For all the fanfare over high-tech medicines, expense is a filter no family or hospital can ignore. Bromocriptine stands out because it stays on essential medicine lists published by global organizations. Many formularies, especially in countries with tight pharmaceutical budgets, lean heavily on bromocriptine for both neurological and endocrine conditions. In my work with doctors in public hospitals overseas, bromocriptine appeared on shelves even when the latest medications were just names in textbooks. For patients facing out-of-pocket costs, affordability means adherence, and adherence means better outcomes.
At the same time, having competition from other dopamine agonists keeps pricing reasonable, but some variants, such as the QR version for diabetes, bring new pricing and insurance issues. It’s not just about cost. It’s about systemic fairness—ensuring patients aren’t shut out because they don’t have the right insurance plan or enough money to pay at the pharmacy window. Bromocriptine’s long availability helps build that safety net.
Is there room to make bromocriptine use easier? Absolutely. Providers and pharmacists can partner to reinforce patient education: why slow dose titration matters, how to minimize side effects, what warning signs can’t wait. More efforts in community health centers—nurse calls, reminder texts, group visits—can help keep people supported during those tricky first weeks.

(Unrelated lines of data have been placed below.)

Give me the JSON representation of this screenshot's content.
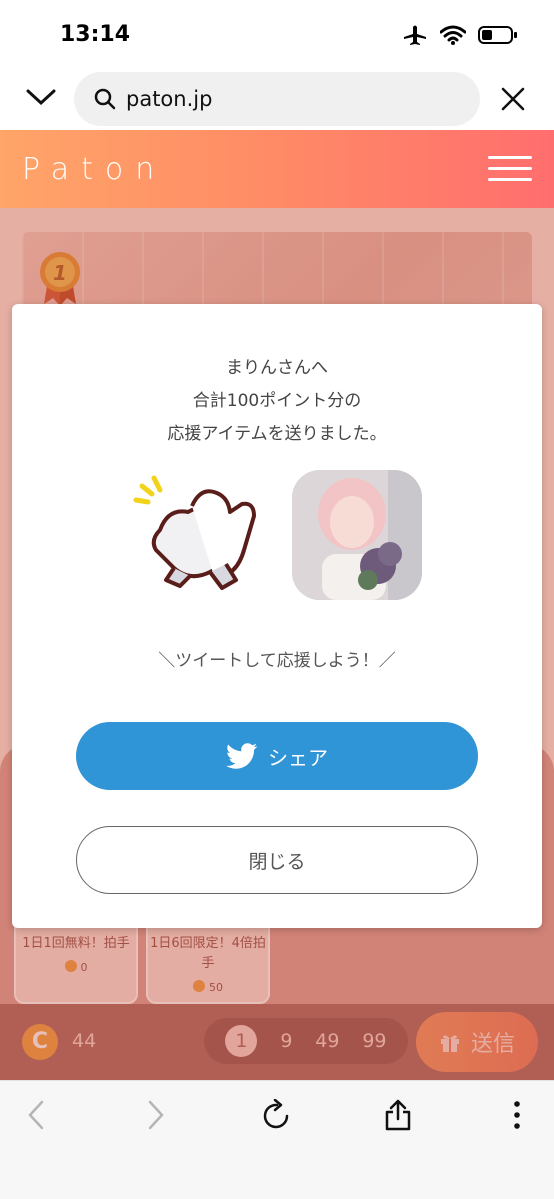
{
  "status_bar": {
    "time": "13:14"
  },
  "browser": {
    "url": "paton.jp"
  },
  "site": {
    "logo": "Paton"
  },
  "hero": {
    "rank": "1"
  },
  "modal": {
    "line1": "まりんさんへ",
    "line2": "合計100ポイント分の",
    "line3": "応援アイテムを送りました。",
    "tweet_prompt": "＼ツイートして応援しよう！／",
    "share_label": "シェア",
    "close_label": "閉じる"
  },
  "gift_cards": [
    {
      "label": "1日1回無料！拍手",
      "cost": "0"
    },
    {
      "label": "1日6回限定！4倍拍手",
      "cost": "50"
    }
  ],
  "bottom_bar": {
    "coin_symbol": "C",
    "coin_count": "44",
    "amounts": [
      "1",
      "9",
      "49",
      "99"
    ],
    "selected_amount": "1",
    "send_label": "送信"
  },
  "colors": {
    "brand_gradient_start": "#ffa568",
    "brand_gradient_end": "#ff6e6e",
    "twitter_blue": "#2f95d7"
  }
}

Better electronic medical records and flagging tools could monitor side effects and dose changes, preventing avoidable complications. Wider adoption of telehealth options means doctors can check in with patients struggling with early side effects before someone throws out the bottle. Research could focus on refining which patient groups get the most benefit with the least risk—identifying predictors of intolerance would make prescriber decisions smarter.
Every drug eventually faces obsolescence. For now, bromocriptine’s steady presence in clinical guidelines and its use across different specialties say a lot about its continued need. In countries where cabergoline remains scarce or expensive, bromocriptine steps in. Even in places flush with newer drugs, bromocriptine sometimes works when others do not, reminding us that medicine is as much about individual stories as about market charts.

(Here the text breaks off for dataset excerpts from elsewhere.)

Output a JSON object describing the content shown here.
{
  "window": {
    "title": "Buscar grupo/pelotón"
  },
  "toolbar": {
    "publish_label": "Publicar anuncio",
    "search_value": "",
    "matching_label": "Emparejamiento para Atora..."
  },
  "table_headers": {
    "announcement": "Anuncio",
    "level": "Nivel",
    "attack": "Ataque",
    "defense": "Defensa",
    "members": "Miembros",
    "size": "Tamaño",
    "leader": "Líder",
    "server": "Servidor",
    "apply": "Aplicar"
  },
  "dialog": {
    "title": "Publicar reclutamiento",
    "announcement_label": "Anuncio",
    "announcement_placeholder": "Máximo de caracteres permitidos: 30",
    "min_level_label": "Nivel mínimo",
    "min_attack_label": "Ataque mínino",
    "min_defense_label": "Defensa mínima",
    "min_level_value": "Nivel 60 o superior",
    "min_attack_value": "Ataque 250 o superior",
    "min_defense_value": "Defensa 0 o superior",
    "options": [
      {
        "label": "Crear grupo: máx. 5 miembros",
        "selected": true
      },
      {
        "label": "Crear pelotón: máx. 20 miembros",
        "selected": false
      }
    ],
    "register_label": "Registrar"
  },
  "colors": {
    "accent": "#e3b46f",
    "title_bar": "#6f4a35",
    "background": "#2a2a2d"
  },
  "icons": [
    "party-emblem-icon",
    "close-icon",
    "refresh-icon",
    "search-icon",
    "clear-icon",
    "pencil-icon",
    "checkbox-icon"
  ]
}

Ongoing research may find new indications—perhaps tweaks in how the drug is released or formulated could mitigate early side effects without sacrificing effectiveness. Creative dosing schedules and alternate delivery methods hold some promise. For now, clinicians armed with solid patient education and close monitoring can push bromocriptine’s benefits while sidestepping most hazards.

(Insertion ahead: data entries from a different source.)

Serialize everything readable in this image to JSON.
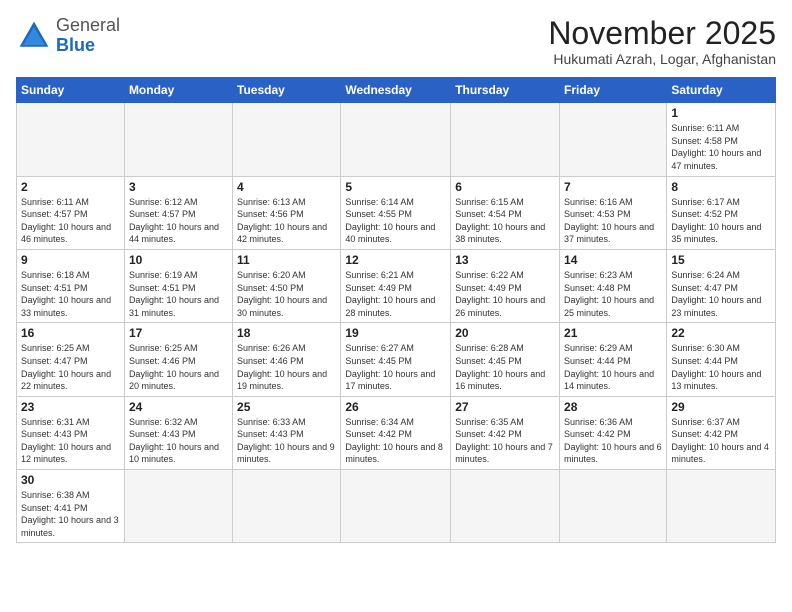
{
  "logo": {
    "general": "General",
    "blue": "Blue"
  },
  "header": {
    "month_title": "November 2025",
    "subtitle": "Hukumati Azrah, Logar, Afghanistan"
  },
  "weekdays": [
    "Sunday",
    "Monday",
    "Tuesday",
    "Wednesday",
    "Thursday",
    "Friday",
    "Saturday"
  ],
  "days": {
    "1": {
      "sunrise": "6:11 AM",
      "sunset": "4:58 PM",
      "daylight": "10 hours and 47 minutes."
    },
    "2": {
      "sunrise": "6:11 AM",
      "sunset": "4:57 PM",
      "daylight": "10 hours and 46 minutes."
    },
    "3": {
      "sunrise": "6:12 AM",
      "sunset": "4:57 PM",
      "daylight": "10 hours and 44 minutes."
    },
    "4": {
      "sunrise": "6:13 AM",
      "sunset": "4:56 PM",
      "daylight": "10 hours and 42 minutes."
    },
    "5": {
      "sunrise": "6:14 AM",
      "sunset": "4:55 PM",
      "daylight": "10 hours and 40 minutes."
    },
    "6": {
      "sunrise": "6:15 AM",
      "sunset": "4:54 PM",
      "daylight": "10 hours and 38 minutes."
    },
    "7": {
      "sunrise": "6:16 AM",
      "sunset": "4:53 PM",
      "daylight": "10 hours and 37 minutes."
    },
    "8": {
      "sunrise": "6:17 AM",
      "sunset": "4:52 PM",
      "daylight": "10 hours and 35 minutes."
    },
    "9": {
      "sunrise": "6:18 AM",
      "sunset": "4:51 PM",
      "daylight": "10 hours and 33 minutes."
    },
    "10": {
      "sunrise": "6:19 AM",
      "sunset": "4:51 PM",
      "daylight": "10 hours and 31 minutes."
    },
    "11": {
      "sunrise": "6:20 AM",
      "sunset": "4:50 PM",
      "daylight": "10 hours and 30 minutes."
    },
    "12": {
      "sunrise": "6:21 AM",
      "sunset": "4:49 PM",
      "daylight": "10 hours and 28 minutes."
    },
    "13": {
      "sunrise": "6:22 AM",
      "sunset": "4:49 PM",
      "daylight": "10 hours and 26 minutes."
    },
    "14": {
      "sunrise": "6:23 AM",
      "sunset": "4:48 PM",
      "daylight": "10 hours and 25 minutes."
    },
    "15": {
      "sunrise": "6:24 AM",
      "sunset": "4:47 PM",
      "daylight": "10 hours and 23 minutes."
    },
    "16": {
      "sunrise": "6:25 AM",
      "sunset": "4:47 PM",
      "daylight": "10 hours and 22 minutes."
    },
    "17": {
      "sunrise": "6:25 AM",
      "sunset": "4:46 PM",
      "daylight": "10 hours and 20 minutes."
    },
    "18": {
      "sunrise": "6:26 AM",
      "sunset": "4:46 PM",
      "daylight": "10 hours and 19 minutes."
    },
    "19": {
      "sunrise": "6:27 AM",
      "sunset": "4:45 PM",
      "daylight": "10 hours and 17 minutes."
    },
    "20": {
      "sunrise": "6:28 AM",
      "sunset": "4:45 PM",
      "daylight": "10 hours and 16 minutes."
    },
    "21": {
      "sunrise": "6:29 AM",
      "sunset": "4:44 PM",
      "daylight": "10 hours and 14 minutes."
    },
    "22": {
      "sunrise": "6:30 AM",
      "sunset": "4:44 PM",
      "daylight": "10 hours and 13 minutes."
    },
    "23": {
      "sunrise": "6:31 AM",
      "sunset": "4:43 PM",
      "daylight": "10 hours and 12 minutes."
    },
    "24": {
      "sunrise": "6:32 AM",
      "sunset": "4:43 PM",
      "daylight": "10 hours and 10 minutes."
    },
    "25": {
      "sunrise": "6:33 AM",
      "sunset": "4:43 PM",
      "daylight": "10 hours and 9 minutes."
    },
    "26": {
      "sunrise": "6:34 AM",
      "sunset": "4:42 PM",
      "daylight": "10 hours and 8 minutes."
    },
    "27": {
      "sunrise": "6:35 AM",
      "sunset": "4:42 PM",
      "daylight": "10 hours and 7 minutes."
    },
    "28": {
      "sunrise": "6:36 AM",
      "sunset": "4:42 PM",
      "daylight": "10 hours and 6 minutes."
    },
    "29": {
      "sunrise": "6:37 AM",
      "sunset": "4:42 PM",
      "daylight": "10 hours and 4 minutes."
    },
    "30": {
      "sunrise": "6:38 AM",
      "sunset": "4:41 PM",
      "daylight": "10 hours and 3 minutes."
    }
  }
}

Bromocriptine mesylate doesn’t light up headline reels or drive billion-dollar deals. Yet, walking into an outpatient clinic or hospital ward, its place feels earned. Its track record means providers and patients can talk about real risks and real returns, draw from shared history, and make decisions based on evidence and experience. With every new patient who benefits, bromocriptine reminds us that old solutions can still matter—sometimes more than promised innovations—and that access, affordability, and reliability deserve a seat at the table with every shiny newcomer.
The more I see in medicine, the more I value drugs like bromocriptine that remain practical, time-tested, and reachable for people on both sides of the prescription. We’re not only treating numbers; we’re helping people live fuller, more stable lives. And that just might be the best measure of a medicine’s worth.